We used a Kinesis Firehose to get data from the Stream Enrich stream, mainly because it’s auto-managed and already partition data into (year, month, day and hour). The problem is that the data that comes from the stream into the firehose is a TSV where records are not separated by newline n
(damn). We are using a lambda function to break the records every 130th \t
, which let’s us keep this data flow.
After that we had to deal with the Glue Catalog. We managed to create a Data Catalog with partitions by running a crawler in the actual data structure, editting the catalog schema and configurations to properly read the files, which are basically the configurations that I provided in the image above. Then I editted the crawler to don’t change table configurations, aside from partitions, and voilà, we have a catalog with date partitions (year, month, day, hour) that can be updated via crawlers. I also tried to set up a crawler with a GROK expression for classifier, but failed miserably.

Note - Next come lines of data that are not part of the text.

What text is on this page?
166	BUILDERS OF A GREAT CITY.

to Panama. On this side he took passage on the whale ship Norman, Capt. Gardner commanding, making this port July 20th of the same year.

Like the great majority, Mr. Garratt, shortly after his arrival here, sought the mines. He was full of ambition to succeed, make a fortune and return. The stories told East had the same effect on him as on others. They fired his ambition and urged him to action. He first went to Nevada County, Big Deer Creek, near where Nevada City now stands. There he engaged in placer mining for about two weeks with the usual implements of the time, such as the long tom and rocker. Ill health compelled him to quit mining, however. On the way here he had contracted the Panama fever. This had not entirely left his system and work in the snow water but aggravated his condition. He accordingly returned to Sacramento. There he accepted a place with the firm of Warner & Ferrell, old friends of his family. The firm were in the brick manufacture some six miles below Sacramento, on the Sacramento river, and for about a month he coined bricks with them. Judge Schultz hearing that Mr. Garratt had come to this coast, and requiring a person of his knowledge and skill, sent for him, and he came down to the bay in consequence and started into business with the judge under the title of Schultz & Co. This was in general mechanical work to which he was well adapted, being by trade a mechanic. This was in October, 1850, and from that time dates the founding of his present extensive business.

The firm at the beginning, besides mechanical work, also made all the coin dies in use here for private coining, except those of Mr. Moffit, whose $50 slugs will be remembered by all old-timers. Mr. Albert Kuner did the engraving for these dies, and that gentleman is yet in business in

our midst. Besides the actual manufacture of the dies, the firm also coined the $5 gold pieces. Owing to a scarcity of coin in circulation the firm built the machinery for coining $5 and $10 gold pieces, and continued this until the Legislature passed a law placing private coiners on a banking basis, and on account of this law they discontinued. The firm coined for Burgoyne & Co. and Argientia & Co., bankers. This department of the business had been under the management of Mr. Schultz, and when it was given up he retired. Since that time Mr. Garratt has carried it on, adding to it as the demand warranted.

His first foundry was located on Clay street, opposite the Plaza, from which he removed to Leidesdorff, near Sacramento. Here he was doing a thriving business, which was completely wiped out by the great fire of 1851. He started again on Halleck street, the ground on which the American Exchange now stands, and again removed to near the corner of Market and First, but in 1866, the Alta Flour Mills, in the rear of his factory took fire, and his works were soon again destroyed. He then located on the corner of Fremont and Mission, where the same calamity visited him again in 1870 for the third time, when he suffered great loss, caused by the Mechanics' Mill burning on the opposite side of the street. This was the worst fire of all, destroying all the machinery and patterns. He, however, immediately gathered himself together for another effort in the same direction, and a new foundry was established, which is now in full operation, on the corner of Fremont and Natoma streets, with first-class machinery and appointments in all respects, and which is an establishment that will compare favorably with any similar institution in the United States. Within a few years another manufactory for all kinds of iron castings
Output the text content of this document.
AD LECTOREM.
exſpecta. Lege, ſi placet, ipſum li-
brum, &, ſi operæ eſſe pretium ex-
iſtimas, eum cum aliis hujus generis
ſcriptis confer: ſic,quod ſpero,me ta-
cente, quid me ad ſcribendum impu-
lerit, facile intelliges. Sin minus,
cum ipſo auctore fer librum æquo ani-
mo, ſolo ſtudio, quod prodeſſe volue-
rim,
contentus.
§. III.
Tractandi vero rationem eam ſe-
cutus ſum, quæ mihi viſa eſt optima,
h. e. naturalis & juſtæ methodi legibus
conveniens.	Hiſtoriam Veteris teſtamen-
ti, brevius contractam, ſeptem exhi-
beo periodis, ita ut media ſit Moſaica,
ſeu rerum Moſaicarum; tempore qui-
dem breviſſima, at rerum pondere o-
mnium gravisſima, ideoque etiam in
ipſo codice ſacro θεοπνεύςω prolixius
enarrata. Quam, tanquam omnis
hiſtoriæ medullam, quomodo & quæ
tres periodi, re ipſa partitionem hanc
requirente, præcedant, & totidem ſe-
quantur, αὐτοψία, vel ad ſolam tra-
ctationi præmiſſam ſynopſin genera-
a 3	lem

Although this solution is somewhat messy, I would say that the issue is solved, but I think that this subject could lead to some interesting discussions, which I’m open for.
Just to pinpoint: this flow is not necessary to load data in Redshift or Elasticsearch, for example, which is, to the best of my knowledge, the actual Snowplow downstreaming pipeline (I guess this article is great to understand the moving pieces), but this gives my team flexibility to query data directly from our data lake, which has data from other pipelines.